The Motley Fool

Das Wertpapierdepot der flatex

Was mir gefällt

  • preiswerte Konditionen für den Wertpapierhandel
  • sehr umfangreiches Angebot an ETF-Sparplänen, teilweise kostenfrei

Die Bank

flatex ist seit 2006 als Onlinebroker aktiv. Die Frankfurter haben rund 220.000 Kunden und bieten normale Wertpapiere wie Aktien, Anleihen, Fonds, Optionsscheine und Zertifikate sowie CFDs an.

Das Wertpapierdepot

flatex bietet ausschließlich Wertpapierdepots ohne Beratung an. Eine Aktienorder im Onlinebanking über eine außerbörsliche Handelsplattform kostet pauschal 5,90 Euro zzgl. Börsengebühren, unabhängig vom Ordervolumen. Für börsliche Orders in Anlagezertifikaten und Hebelprodukten mit einem Orderwert ab 1.000 Euro werden pauschal 15,90 Euro berechnet.

Darüber hinaus gibt es neun internationale Börsen (Europa und USA) im Angebot, bei denen teilweise bereits ab 15,90 Euro pauschal gehandelt werden kann.

flatex berechnet seit März 2020 eine Depotgebühr in Höhe von 0,1 % pro Jahr. Die Einrichtung oder Streichung von Limits ist kostenfrei. Ein Wechsel der Lagerstelle schlägt mit 5,90 Euro zu Buche. Alle anderen Standardleistungen sind kostenlos.

flatex bietet den außerbörslichen Handel über mehrere Partner an. Der Handel mit gängigen Wertpapieren wie etwa DAX-Titel oder US-Standardwerte kann sehr gut dort erfolgen.

Neben dem klassischen Onlinebanking stellt flatex auch eine Handelssoftware mit dem Namen flatex trader 2.0 zur Verfügung, die mehr Funktionen wie zum Beispiel ein Charttool bietet.

Das Onlinebanking (von Christoph Gössel)

Das Onlinebanking ist schlicht und simpel gehalten, wobei alle wichtigen Funktionen und Services enthalten sind. Das Design könnte jedoch etwas intuitiver sein. flatex bietet keine eigenen Portfolioanalysetools, jedoch gibt es die Möglichkeit, die Portfoliozusammensetzung mit allen wichtigen Daten als Excel-Datei zu exportieren.
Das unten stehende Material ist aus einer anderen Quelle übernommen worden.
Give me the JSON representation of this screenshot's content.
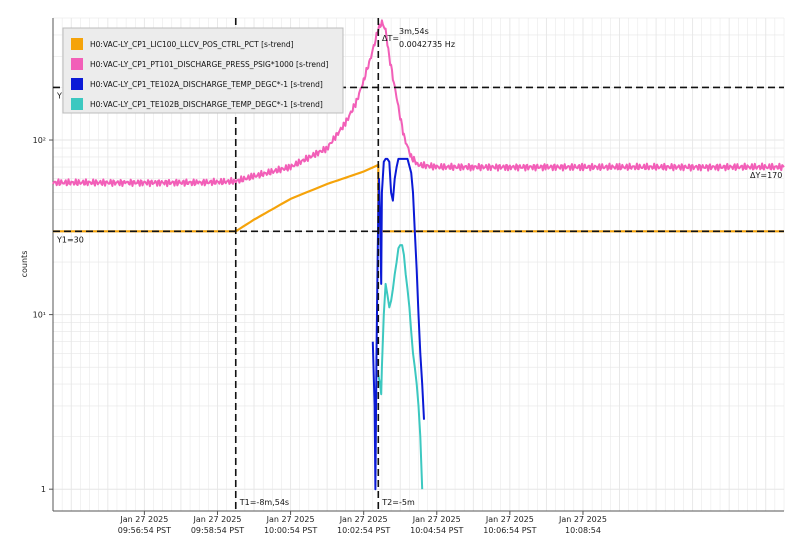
{
  "chart_data": {
    "type": "line",
    "ylabel": "counts",
    "yscale": "log",
    "ylim": [
      0.75,
      500
    ],
    "y_ticks": [
      {
        "value": 1,
        "label": "1"
      },
      {
        "value": 10,
        "label": "10¹"
      },
      {
        "value": 100,
        "label": "10²"
      }
    ],
    "xlim": [
      -17.5,
      2.5
    ],
    "x_ticks": [
      {
        "value": -15,
        "line1": "Jan 27 2025",
        "line2": "09:56:54 PST"
      },
      {
        "value": -13,
        "line1": "Jan 27 2025",
        "line2": "09:58:54 PST"
      },
      {
        "value": -11,
        "line1": "Jan 27 2025",
        "line2": "10:00:54 PST"
      },
      {
        "value": -9,
        "line1": "Jan 27 2025",
        "line2": "10:02:54 PST"
      },
      {
        "value": -7,
        "line1": "Jan 27 2025",
        "line2": "10:04:54 PST"
      },
      {
        "value": -5,
        "line1": "Jan 27 2025",
        "line2": "10:06:54 PST"
      },
      {
        "value": -3,
        "line1": "Jan 27 2025",
        "line2": "10:08:54"
      }
    ],
    "grid": true,
    "legend_position": "top-left",
    "series": [
      {
        "name": "H0:VAC-LY_CP1_LIC100_LLCV_POS_CTRL_PCT [s-trend]",
        "color": "#f5a30a",
        "x": [
          -17.5,
          -12.5,
          -12.0,
          -11.0,
          -10.0,
          -9.0,
          -8.6,
          -8.6,
          -8.5,
          2.5
        ],
        "y": [
          30,
          30,
          35,
          46,
          56,
          66,
          72,
          30,
          30,
          30
        ]
      },
      {
        "name": "H0:VAC-LY_CP1_PT101_DISCHARGE_PRESS_PSIG*1000 [s-trend]",
        "color": "#f25fb8",
        "x": [
          -17.5,
          -15.5,
          -13.5,
          -12.5,
          -12.0,
          -11.0,
          -10.0,
          -9.5,
          -9.2,
          -9.0,
          -8.8,
          -8.6,
          -8.5,
          -8.4,
          -8.3,
          -8.1,
          -7.9,
          -7.7,
          -7.5,
          -7.0,
          -6.0,
          -5.0,
          -4.0,
          -3.0,
          -2.0,
          2.5
        ],
        "y": [
          57,
          57,
          57,
          58,
          62,
          70,
          90,
          125,
          165,
          220,
          300,
          430,
          470,
          430,
          300,
          175,
          105,
          80,
          72,
          70,
          70,
          70,
          70,
          70,
          70,
          70
        ]
      },
      {
        "name": "H0:VAC-LY_CP1_TE102A_DISCHARGE_TEMP_DEGC*-1 [s-trend]",
        "color": "#0b1ad6",
        "x": [
          -8.75,
          -8.7,
          -8.68,
          -8.65,
          -8.62,
          -8.6,
          -8.58,
          -8.55,
          -8.52,
          -8.5,
          -8.45,
          -8.4,
          -8.35,
          -8.3,
          -8.25,
          -8.2,
          -8.15,
          -8.1,
          -8.05,
          -8.0,
          -7.95,
          -7.9,
          -7.8,
          -7.7,
          -7.65,
          -7.6,
          -7.55,
          -7.5,
          -7.45,
          -7.4,
          -7.35
        ],
        "y": [
          7,
          3,
          1,
          6,
          20,
          40,
          60,
          35,
          15,
          50,
          75,
          78,
          78,
          75,
          50,
          45,
          60,
          70,
          78,
          78,
          78,
          78,
          78,
          65,
          50,
          30,
          18,
          10,
          6,
          4,
          2.5
        ]
      },
      {
        "name": "H0:VAC-LY_CP1_TE102B_DISCHARGE_TEMP_DEGC*-1 [s-trend]",
        "color": "#3cc8c0",
        "x": [
          -8.6,
          -8.55,
          -8.52,
          -8.5,
          -8.45,
          -8.4,
          -8.35,
          -8.3,
          -8.25,
          -8.2,
          -8.15,
          -8.1,
          -8.05,
          -8.0,
          -7.95,
          -7.9,
          -7.85,
          -7.8,
          -7.75,
          -7.7,
          -7.65,
          -7.6,
          -7.55,
          -7.5,
          -7.45,
          -7.4
        ],
        "y": [
          4.5,
          4,
          3.5,
          5,
          10,
          15,
          13,
          11,
          12,
          14,
          17,
          20,
          24,
          25,
          25,
          22,
          17,
          14,
          11,
          8,
          6,
          5,
          4,
          3,
          2,
          1
        ]
      }
    ],
    "cursors": {
      "vertical": [
        {
          "x": -12.5,
          "label": "T1=-8m,54s"
        },
        {
          "x": -8.6,
          "label": "T2=-5m"
        }
      ],
      "horizontal": [
        {
          "y": 200,
          "label": "Y2=200"
        },
        {
          "y": 30,
          "label": "Y1=30"
        }
      ],
      "delta_t": {
        "label": "ΔT=",
        "value": "3m,54s",
        "frequency": "0.0042735 Hz"
      },
      "delta_y": {
        "label": "ΔY=170"
      }
    }
  },
  "colors": {
    "grid": "#e6e6e6",
    "axis": "#555555",
    "cursor": "#111111",
    "legend_bg": "#ececec",
    "legend_border": "#bcbcbc"
  }
}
ETFs und amerikanische Aktien

flatex bietet einen direkten Zugang zu den amerikanischen Börsen NYSE und NASDAQ. Eine Order wird mit 15,90 Euro plus Börsengebühren berechnet. Somit ist eine genaue Berechnung der Provision im Vorfeld nicht möglich.

Es gibt Währungskonten in US-Dollar, Schweizer Franken und Britischem Pfund. Die Kontoführung ist kostenlos.

Wer in ETFs anlegen möchte, kann über flatex alle in Deutschland zugelassenen Fonds kaufen. Das ETF-Sparplanangebot besteht aus über 750 Fonds. Die Ausführung einer ETF-Sparrate (mindestens 50 Euro) kostet 1,50 Euro pauschal. Mehr als 350 ETFs werden im Sparplan sogar kostenfrei angeboten.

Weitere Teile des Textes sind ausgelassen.